For one thing, there's a language barrier. Much of the text is sung in Latin and Italian, and to be perfectly blunt, this stuff is hard to figure out even when it's in English. Given the formality and remoteness of Mr. Wilson's style, it seems foolish to distance the audience even further by making so much of the text not merely incomprehensible, but inaccessible as well. (There was some German in the Cologne section that was shown in Cambridge, but even drama critics are more familiar with Goethe's "Erlkoenig" than they are with Seneca.)
When the text is comprehensible, it becomes quite apparent that these scenes depend upon the ones that came before, the ones we haven't seen, unless we've been to Cambridge and Rotterdam and Tokyo and Lyon. The refrain that crops up again and again, "It must have been a terrible war," would resonate more deeply if we'd just experienced it.
Similarly, the beautiful description, by a contemporary witness, of Lee's solitary ride to Appomattox would carry more emotional weight if it didn't come up simultaneously with the general's first appearance on the stage. The feeling of aftermath, of elegy, that imbues so much of this section is probably just right at the end of 12 hours of civil wars. As a free-standing two-and-a-half hour piece, Act V often seems skimpy.
If it doesn't quite meet our expectations on an emotional level until the very last scene, Act V also lacks the pageantry that could help us forget them. The work is, of course, beautiful to look at. But that "of course" is Mr. Wilson's undoing. He has led us to expect the beautiful as a matter of course, and we demand more and more of him. We want to be made breathless, as we were when we first glimpsed his white tents arrayed on the stage in Cambridge, or when we watched two giant bears doing a pas de deux.
The whimsy that animated those bears, and the dancing stacks of baskets in "The Knee Plays" seems to have gone astray in the Rome section. The closest thing here is the ballet, in which red-shirted followers of Garibaldi cavort with Hopi Indians. But the sequence is hopelessly flat, due in large part to Ulysses Dove's choreographic cliches. Mr. Wilson himself has succumbed to cliche in his treatment of Garibaldi: The great leader sits in a box and watches the stage, then he sings an aria, then he watches again. He seems an afterthought.

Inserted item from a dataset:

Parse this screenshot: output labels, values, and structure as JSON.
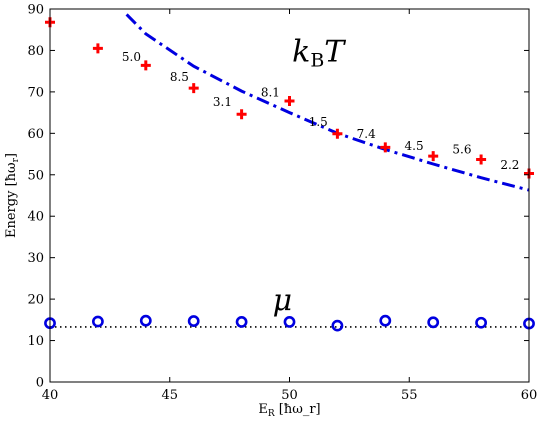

But even in the dismal Garibaldi scene, there's a hint of the glorious finish to come. It's embedded in the stage set, naturally enough. The program tells us that it's a suspension bridge between two spaceships, but one look tells us that it's simply Mr. Wilson's elegant version of the Brooklyn Bridge. Another portent of the finale comes in the Robert E. Lee scene, when a scrim painted with the clipped hedges and trimmed trees of a formal garden slides by silently. If this arboreal cortege stands for the civilization that has immolated itself in war, the parade of trees that follows, in the final scene, is a botanical United Nations, a lush reminder that although a tree is best measured when it is down, it thrives only while it is up.